Important Terminologies in Life Insurance

You'll often be bombarded with a basket of terminologies that may confuse you more if you're a beginner.

Terms like premiums, death benefit, or cash value may already be familiar. Here are some other terms you need to know:

a) Riders

Sometimes your life insurance policy may not offer sufficient coverage to accommodate your needs.

A rider is an extra or additional policy that lets you modify your policy. It's purely optional and may increase your monthly premium.

Examples of common riders include;

● Accidental death benefit

● Premium waivers

● Accelerated death benefits in case of a diagnosis of a terminal illness.

● Guaranteed insurability allows you to access the life insurance policy without medical underwriting.

b) Loan against a policy

You can get a loan against your savings under a permanent life insurance policy.

The advantage of this facility is that the repayment terms may be flexible, and unlike banks, they don't consider the credit score. Besides, the interest paid increases your overall cash value.

Nonetheless, loans against policies normally reduce the death benefit. As noted, your insurance provider will first deduct the loans owed to the policy before honoring claims to your beneficiaries.

c) Funding your retirement

Thanks to the cash value component, you can fund your retirement with permanent life insurance. According to a study, retiring today is happening at an earlier age than in 2000. Thus, if you join the policy early, you can enjoy the payouts at your retirement age.
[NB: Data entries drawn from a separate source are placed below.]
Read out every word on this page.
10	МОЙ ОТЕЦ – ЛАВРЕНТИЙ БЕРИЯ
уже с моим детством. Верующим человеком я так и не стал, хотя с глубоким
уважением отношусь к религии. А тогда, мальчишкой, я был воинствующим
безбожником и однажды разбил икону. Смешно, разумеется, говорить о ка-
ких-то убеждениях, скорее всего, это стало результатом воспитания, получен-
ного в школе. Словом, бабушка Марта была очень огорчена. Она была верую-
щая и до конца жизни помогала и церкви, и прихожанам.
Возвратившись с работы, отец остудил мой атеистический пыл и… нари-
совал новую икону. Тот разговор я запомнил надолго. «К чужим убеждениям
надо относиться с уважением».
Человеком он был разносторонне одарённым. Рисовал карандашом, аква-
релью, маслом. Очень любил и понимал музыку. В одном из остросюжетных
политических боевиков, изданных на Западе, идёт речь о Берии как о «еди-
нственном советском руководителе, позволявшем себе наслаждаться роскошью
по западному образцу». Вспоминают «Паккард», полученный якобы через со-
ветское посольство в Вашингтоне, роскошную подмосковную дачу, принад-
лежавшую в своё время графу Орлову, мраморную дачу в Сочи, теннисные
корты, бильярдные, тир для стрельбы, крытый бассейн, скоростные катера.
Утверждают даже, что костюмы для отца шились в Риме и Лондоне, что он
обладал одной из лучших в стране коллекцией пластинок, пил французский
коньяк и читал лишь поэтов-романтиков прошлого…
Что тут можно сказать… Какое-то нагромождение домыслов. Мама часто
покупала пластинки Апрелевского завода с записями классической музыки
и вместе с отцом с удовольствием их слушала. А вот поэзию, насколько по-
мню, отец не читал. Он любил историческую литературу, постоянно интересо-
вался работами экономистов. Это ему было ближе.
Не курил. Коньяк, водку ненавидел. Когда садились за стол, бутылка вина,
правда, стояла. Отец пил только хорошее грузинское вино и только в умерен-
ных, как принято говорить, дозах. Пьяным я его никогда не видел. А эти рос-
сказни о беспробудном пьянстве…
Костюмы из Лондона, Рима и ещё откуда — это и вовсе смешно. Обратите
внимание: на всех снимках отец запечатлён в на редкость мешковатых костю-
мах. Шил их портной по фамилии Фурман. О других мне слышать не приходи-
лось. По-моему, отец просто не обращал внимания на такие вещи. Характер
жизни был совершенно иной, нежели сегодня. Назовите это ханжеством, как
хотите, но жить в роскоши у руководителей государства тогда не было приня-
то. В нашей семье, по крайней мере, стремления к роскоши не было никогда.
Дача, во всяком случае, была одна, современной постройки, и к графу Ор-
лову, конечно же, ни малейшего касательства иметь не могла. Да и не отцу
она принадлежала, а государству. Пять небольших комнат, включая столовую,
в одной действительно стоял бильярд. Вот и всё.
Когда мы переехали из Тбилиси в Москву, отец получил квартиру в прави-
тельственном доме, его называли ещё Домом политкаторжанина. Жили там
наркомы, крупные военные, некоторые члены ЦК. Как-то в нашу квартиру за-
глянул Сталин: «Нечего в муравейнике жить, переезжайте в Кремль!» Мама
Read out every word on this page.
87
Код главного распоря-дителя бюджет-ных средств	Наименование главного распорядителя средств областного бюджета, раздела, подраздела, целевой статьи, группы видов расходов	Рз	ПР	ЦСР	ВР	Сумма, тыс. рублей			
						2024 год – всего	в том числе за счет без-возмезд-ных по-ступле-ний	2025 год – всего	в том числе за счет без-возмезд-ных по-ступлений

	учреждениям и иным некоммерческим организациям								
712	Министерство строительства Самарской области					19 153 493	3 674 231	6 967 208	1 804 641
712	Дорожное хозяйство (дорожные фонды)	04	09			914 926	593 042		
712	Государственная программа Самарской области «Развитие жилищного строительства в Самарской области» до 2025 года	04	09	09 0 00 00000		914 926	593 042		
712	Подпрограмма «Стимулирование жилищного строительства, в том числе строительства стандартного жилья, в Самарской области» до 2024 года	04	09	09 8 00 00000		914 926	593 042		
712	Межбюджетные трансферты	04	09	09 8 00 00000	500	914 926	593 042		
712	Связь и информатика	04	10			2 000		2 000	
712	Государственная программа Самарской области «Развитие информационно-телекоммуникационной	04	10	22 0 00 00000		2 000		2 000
Life Insurance policies provide a death benefit to your beneficiaries upon death. The most popular option is the term life insurance policy because it's affordable for most people. However, it has a time limit and may not be useful if you outlive the policy term.

Even though it’s a bit on the pricey side, the permanent life insurance policy is a great option. As mentioned earlier, it features the death benefit and cash value or savings accumulated over time.

Lastly, if you're young and healthy, you can supplement your retirement benefits by choosing permanent life policies.

With this all said, it's important to talk to a qualified financial advisor before choosing an insurance policy for you and your family.